Es difícil encarnar en la vida las exigencias del bautismo. Nunca resultó sencillo ser cristiano. Y buena prueba de ello es el catálogo de los mártires, de los que sufrieron violentamente la muerte y de los que también sufrieron violencias, aunque murieran de "muerte natural". Todo eso, ¿por qué...? Porque el bautizado sólo puede ser consecuente con su fe en el mundo, pero en un mundo que se ha agazapado cómodamente en una situación hostil. Sorprendente, pero así es: la misma sociedad que nos empuja alegremente hacia la pila bautismal, resulta ser luego la primera interesada en que no ejerzamos nuestro compromiso bautismal. ¡Cuántos gritos no se darían en todos los periódicos, si un sacerdote osase aconsejar a ciertos padres que no bautizasen a su hijo! Y, sin embargo, ningún grito, ninguna denuncia contra esa sociedad que trata de sofocar todo brote cristiano y que margina inexorablemente a quienes tratan de vivir auténticamente el Evangelio, o la doctrina social de la Iglesia. Cabría preguntarse: ¿qué tiene que ver con el Evangelio el capitalismo, el hedonismo, las grandes fortunas, el paternalismo enervante con que se menosprecia a los trabajadores, el clasismo, la arbitrariedad, y tantas otras cosas que tienen patente de corso en nuestra sociedad? Pero, a pesar de todo, resulta amable situarse de parte del dinero, del poder, del bienestar... sin sentir la más mínima vergüenza de sabernos bautizados, es decir, hijo de Dios. ¿Es posible que nos creamos hijos de Dios? ¿Todos? ¿Así, como vivimos? Lo peor de esta situación es que el hombre trata de dividirse en dos: el ciudadano que coquetea y se casa con todo eso antievangélico, y el seudo-creyente, que pretende recluir su bautismo en el "foro interno". Pero así no es posible ser cristiano. Todo aquel que sistemáticamente -por miedo o comodidad- trata de evadirse del mundo y sus problemas, no sólo no es un cristiano, sino que ni siquiera es un hombre. Quizá sea un extra-terrestre ("Eucaristía 1971").
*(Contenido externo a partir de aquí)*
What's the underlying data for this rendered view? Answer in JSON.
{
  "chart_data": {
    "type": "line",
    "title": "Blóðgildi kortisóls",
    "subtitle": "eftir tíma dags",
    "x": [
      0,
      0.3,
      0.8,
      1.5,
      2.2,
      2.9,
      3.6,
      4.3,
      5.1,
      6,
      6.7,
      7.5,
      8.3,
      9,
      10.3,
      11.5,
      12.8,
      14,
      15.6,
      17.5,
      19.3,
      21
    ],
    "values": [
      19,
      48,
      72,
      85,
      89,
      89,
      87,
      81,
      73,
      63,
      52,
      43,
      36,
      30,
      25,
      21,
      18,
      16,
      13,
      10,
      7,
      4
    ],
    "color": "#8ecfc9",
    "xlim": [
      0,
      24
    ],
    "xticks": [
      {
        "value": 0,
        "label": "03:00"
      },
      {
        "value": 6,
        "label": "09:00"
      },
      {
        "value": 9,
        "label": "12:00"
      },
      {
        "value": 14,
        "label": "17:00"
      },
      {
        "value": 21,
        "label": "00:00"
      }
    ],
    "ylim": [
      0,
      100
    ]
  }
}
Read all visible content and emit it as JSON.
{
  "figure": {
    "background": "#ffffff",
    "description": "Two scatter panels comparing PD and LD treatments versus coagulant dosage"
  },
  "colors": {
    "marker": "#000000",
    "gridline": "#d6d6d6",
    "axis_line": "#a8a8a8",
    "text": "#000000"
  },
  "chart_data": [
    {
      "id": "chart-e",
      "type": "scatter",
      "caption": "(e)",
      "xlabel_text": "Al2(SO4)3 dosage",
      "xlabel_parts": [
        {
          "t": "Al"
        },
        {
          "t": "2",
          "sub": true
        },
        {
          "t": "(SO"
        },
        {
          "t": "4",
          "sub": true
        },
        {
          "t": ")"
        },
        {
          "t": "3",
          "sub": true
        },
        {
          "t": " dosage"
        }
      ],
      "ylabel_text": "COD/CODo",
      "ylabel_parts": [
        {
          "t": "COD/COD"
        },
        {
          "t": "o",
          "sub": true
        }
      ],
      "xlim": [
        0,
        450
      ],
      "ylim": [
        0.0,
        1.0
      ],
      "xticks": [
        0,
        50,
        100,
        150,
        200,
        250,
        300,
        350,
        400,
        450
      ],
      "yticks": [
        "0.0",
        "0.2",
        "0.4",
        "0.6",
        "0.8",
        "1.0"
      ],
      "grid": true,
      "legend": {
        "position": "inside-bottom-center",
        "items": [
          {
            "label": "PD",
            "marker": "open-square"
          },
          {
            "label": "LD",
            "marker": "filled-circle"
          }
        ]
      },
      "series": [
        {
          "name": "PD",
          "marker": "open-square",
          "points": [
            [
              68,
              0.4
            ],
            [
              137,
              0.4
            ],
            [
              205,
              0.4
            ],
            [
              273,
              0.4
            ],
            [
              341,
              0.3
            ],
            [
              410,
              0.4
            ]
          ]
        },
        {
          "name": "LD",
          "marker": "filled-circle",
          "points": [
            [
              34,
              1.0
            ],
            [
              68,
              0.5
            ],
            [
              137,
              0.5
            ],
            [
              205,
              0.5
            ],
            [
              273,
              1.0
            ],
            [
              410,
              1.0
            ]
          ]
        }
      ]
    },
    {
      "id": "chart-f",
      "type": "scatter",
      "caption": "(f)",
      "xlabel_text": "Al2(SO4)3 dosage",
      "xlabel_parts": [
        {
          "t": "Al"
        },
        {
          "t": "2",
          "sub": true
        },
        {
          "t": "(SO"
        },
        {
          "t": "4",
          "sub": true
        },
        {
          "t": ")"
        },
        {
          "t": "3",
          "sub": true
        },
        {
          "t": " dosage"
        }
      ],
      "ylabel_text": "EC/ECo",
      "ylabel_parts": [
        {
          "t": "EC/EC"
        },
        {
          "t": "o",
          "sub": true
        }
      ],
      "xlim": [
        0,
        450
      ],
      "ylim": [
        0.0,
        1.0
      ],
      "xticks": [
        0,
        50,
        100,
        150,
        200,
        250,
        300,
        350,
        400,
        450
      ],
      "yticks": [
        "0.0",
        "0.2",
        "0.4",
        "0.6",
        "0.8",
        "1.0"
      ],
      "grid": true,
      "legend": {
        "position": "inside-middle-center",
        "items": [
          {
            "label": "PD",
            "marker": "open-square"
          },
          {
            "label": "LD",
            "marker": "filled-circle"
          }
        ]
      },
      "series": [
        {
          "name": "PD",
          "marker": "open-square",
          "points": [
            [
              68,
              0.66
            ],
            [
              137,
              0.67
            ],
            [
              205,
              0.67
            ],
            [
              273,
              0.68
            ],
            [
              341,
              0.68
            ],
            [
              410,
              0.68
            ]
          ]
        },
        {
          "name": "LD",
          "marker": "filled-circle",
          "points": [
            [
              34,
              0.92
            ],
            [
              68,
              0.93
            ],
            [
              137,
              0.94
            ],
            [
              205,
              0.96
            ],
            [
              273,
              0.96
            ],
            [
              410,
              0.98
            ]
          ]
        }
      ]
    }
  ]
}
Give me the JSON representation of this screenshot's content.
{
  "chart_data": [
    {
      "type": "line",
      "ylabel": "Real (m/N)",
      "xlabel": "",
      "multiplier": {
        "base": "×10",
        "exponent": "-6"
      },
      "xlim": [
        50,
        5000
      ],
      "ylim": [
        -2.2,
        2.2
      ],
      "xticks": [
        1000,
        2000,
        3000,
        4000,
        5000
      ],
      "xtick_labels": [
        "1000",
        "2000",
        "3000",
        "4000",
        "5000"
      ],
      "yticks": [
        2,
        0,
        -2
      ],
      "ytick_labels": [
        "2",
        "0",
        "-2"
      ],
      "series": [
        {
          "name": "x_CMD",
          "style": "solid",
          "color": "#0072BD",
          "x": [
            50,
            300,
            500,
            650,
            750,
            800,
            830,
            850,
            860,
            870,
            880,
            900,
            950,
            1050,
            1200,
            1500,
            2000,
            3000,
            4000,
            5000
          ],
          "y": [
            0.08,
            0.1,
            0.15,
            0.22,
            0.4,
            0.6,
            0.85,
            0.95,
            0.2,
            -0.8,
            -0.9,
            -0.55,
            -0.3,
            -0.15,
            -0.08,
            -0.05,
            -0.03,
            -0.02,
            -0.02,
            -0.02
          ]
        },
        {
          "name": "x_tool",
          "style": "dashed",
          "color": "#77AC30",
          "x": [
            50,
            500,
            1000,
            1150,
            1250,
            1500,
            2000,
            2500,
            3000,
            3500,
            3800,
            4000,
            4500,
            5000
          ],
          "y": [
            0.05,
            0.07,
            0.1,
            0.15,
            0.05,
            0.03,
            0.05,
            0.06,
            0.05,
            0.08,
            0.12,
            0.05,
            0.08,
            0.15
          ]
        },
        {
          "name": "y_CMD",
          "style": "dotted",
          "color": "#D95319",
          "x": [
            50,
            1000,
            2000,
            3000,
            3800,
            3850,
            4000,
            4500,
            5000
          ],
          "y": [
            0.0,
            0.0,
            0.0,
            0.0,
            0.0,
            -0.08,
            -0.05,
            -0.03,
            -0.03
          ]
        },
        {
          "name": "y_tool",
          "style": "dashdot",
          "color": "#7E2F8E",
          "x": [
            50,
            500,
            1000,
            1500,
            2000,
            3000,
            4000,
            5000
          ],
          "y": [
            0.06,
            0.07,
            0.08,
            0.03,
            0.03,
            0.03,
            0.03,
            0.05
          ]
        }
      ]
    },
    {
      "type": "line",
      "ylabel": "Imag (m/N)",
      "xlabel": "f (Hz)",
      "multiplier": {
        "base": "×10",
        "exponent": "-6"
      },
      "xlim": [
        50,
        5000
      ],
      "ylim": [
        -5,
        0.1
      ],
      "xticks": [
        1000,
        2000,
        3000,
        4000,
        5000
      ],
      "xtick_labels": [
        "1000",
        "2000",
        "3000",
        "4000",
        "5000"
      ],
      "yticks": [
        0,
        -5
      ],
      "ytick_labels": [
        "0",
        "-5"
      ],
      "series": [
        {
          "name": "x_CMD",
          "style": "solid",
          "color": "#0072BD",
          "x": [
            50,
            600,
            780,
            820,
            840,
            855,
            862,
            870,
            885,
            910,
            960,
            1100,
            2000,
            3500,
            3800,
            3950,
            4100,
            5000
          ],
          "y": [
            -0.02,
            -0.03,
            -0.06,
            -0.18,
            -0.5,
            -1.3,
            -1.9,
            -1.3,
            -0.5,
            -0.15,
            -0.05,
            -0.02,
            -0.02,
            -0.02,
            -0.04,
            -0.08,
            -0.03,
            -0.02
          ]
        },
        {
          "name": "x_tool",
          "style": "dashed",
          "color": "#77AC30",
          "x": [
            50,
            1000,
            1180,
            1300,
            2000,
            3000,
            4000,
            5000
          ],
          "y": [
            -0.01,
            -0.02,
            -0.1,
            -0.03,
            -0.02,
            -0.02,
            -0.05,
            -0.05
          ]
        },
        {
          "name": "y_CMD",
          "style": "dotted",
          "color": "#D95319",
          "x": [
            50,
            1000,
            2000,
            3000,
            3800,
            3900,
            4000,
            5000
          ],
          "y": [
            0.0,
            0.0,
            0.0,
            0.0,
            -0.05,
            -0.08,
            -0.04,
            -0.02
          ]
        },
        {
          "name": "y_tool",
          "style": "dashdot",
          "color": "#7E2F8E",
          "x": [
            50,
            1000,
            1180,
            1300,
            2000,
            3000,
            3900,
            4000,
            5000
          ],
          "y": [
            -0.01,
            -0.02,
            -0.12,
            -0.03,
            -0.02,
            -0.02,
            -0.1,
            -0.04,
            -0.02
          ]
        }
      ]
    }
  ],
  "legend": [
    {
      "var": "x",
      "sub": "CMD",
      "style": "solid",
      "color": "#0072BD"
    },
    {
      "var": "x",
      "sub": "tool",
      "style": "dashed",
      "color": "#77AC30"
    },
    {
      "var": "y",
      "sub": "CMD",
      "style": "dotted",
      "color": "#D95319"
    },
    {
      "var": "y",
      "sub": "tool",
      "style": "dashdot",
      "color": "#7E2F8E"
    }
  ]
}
En los demás evangelistas viene narrado cómo sobre el bautizado se abrieron los cielos, descendió el Espíritu en forma de paloma y se dejó oír la voz invisible del Padre: "Este es mi Hijo muy amado" (Mt 3,17; Mc 1,11; Lc 3,22). Toda la Santísima Trinidad se manifiesta para dar testimonio de la encarnación del Hijo, es decir, de la manifestación de Dios en carne humana. La fe de la Iglesia fluye de esta manifestación divina y del testimonio que la acompaña; la liturgia bebe también su fuerza y esplendor en ella. Pues su fe es el mismo Dios encarnado y la liturgia no hace otra cosa que celebrar al Dios aparecido en carne humana.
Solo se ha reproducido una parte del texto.